Das elektronische Rezept

Donnerstag, 7. Juni 2012

Seit dem 1. Januar 2012 müssen alle Rezepte in Minnesota elektronisch verschrieben werden, also ein eRezept (eprescription) sein. Ausgenommen sind nur Medikamente, die ein deutliches Missbrauchspotenzial haben, wie beispielsweise Narkotika oder Benzodiazepine. Unser Krankenhaus hat dieses Gesetz schon vor Jahren umgesetzt und schon seit Jahren verschreiben wir unsere Medikamente elektronisch, seit 2012 eben noch konsequenter.
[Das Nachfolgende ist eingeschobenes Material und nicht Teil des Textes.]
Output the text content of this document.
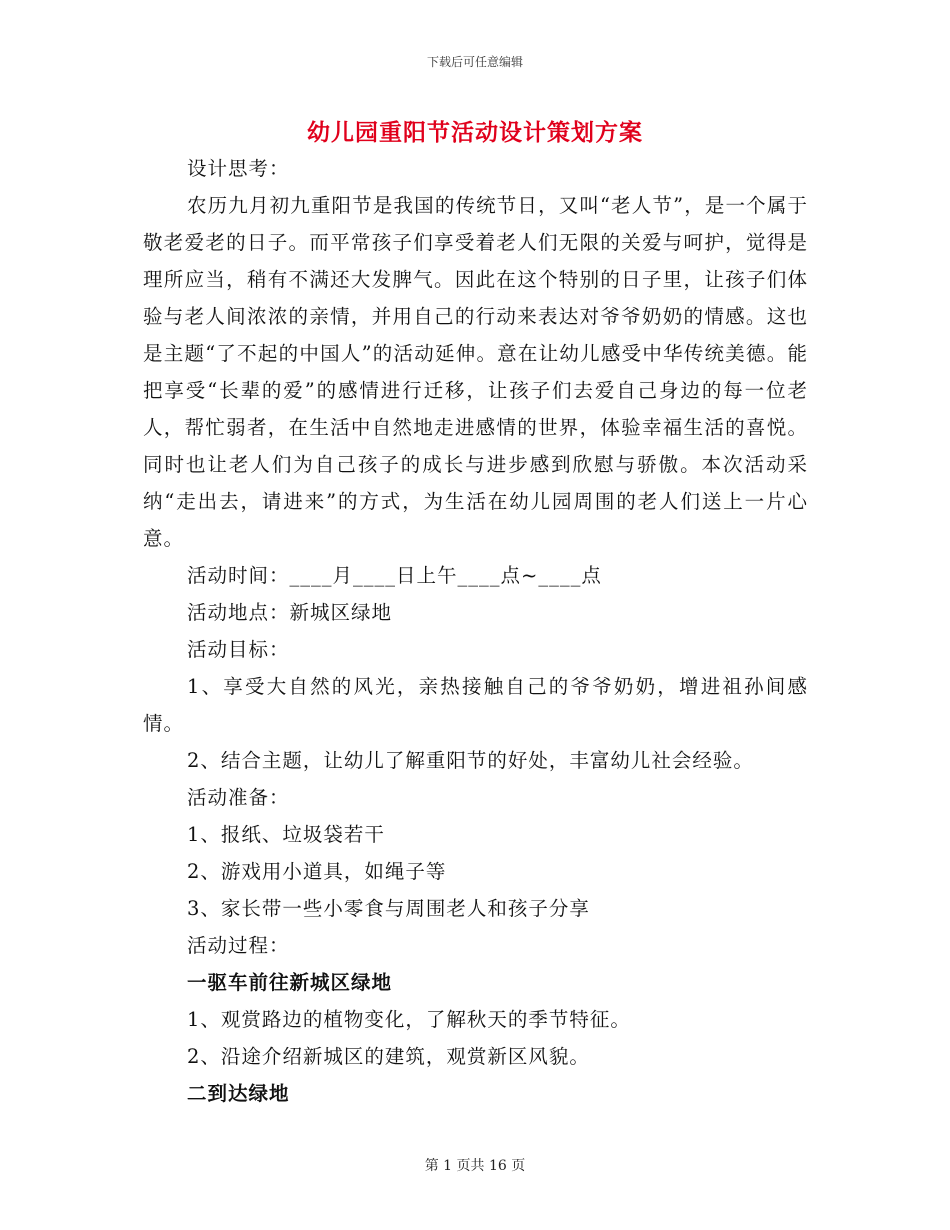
下载后可任意编辑
幼儿园重阳节活动设计策划方案

设计思考：

农历九月初九重阳节是我国的传统节日，又叫“老人节”，是一个属于敬老爱老的日子。而平常孩子们享受着老人们无限的关爱与呵护，觉得是理所应当，稍有不满还大发脾气。因此在这个特别的日子里，让孩子们体验与老人间浓浓的亲情，并用自己的行动来表达对爷爷奶奶的情感。这也是主题“了不起的中国人”的活动延伸。意在让幼儿感受中华传统美德。能把享受“长辈的爱”的感情进行迁移，让孩子们去爱自己身边的每一位老人，帮忙弱者，在生活中自然地走进感情的世界，体验幸福生活的喜悦。同时也让老人们为自己孩子的成长与进步感到欣慰与骄傲。本次活动采纳“走出去，请进来”的方式，为生活在幼儿园周围的老人们送上一片心意。

活动时间：____月____日上午____点~____点

活动地点：新城区绿地

活动目标：

1、享受大自然的风光，亲热接触自己的爷爷奶奶，增进祖孙间感情。

2、结合主题，让幼儿了解重阳节的好处，丰富幼儿社会经验。

活动准备：

1、报纸、垃圾袋若干

2、游戏用小道具，如绳子等

3、家长带一些小零食与周围老人和孩子分享

活动过程：

一驱车前往新城区绿地

1、观赏路边的植物变化，了解秋天的季节特征。

2、沿途介绍新城区的建筑，观赏新区风貌。

二到达绿地

第 1 页共 16 页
Logistisch hat man sich das wie folgt vorzustellen: Der Patient wird bei Aufnahme bzw. wenn wieder kognitiv ansprechbar, nach seiner bevorzugten Apotheke gefragt. Er gibt dann z.B. eine Apotheke in einem bestimmten Supermarkt im Walmart im Süden von Minneapolis an. Die Krankenschwester tippt diese Angabe elektronisch in unsere digitale Patientenakte ein, klickt auf die dann erscheinende Adresse der Apotheke, gleicht sie nochmals mit dem Patienten ab und speichert das alles im EDV-System.
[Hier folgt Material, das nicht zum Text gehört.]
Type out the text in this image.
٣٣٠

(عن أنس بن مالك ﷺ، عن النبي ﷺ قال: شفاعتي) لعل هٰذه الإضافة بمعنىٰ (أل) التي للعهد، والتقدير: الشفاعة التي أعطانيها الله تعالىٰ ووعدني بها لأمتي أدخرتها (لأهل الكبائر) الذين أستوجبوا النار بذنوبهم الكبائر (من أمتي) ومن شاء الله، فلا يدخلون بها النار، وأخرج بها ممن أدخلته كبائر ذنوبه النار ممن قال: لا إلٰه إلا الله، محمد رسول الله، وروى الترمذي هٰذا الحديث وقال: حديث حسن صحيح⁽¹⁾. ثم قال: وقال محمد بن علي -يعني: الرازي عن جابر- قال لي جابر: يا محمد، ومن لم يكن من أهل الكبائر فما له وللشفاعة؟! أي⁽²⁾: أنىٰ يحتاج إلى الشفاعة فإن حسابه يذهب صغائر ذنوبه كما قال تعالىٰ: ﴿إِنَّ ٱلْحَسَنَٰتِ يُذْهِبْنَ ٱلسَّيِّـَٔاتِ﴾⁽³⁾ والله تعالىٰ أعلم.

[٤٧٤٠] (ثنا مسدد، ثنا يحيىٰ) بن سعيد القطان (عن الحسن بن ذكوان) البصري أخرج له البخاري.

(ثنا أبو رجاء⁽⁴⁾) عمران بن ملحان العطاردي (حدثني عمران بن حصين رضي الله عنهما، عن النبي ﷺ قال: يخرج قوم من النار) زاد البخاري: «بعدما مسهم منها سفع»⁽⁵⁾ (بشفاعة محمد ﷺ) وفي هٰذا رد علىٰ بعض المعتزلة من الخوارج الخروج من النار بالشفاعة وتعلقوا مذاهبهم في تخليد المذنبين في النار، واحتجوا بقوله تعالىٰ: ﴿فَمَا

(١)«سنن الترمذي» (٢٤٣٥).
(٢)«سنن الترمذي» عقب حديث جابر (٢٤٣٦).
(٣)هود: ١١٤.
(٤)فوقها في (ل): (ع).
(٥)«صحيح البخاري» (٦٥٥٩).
Wenn es dann auf die Patientenentlassung zugeht, bespricht der Arzt alle neuen und modifizierten Medikamente mit dem Patienten, bestätigt nochmals seine Apothekenwahl und schickt dann elektronisch alle relevanten Rezepte mittels Mausklick an die gewünschte Apotheke. Der Patient muss auf seinem Heimweg nur noch bei ihr vorbeigehen und die auf ihn dort wartenden Medikamente abholen.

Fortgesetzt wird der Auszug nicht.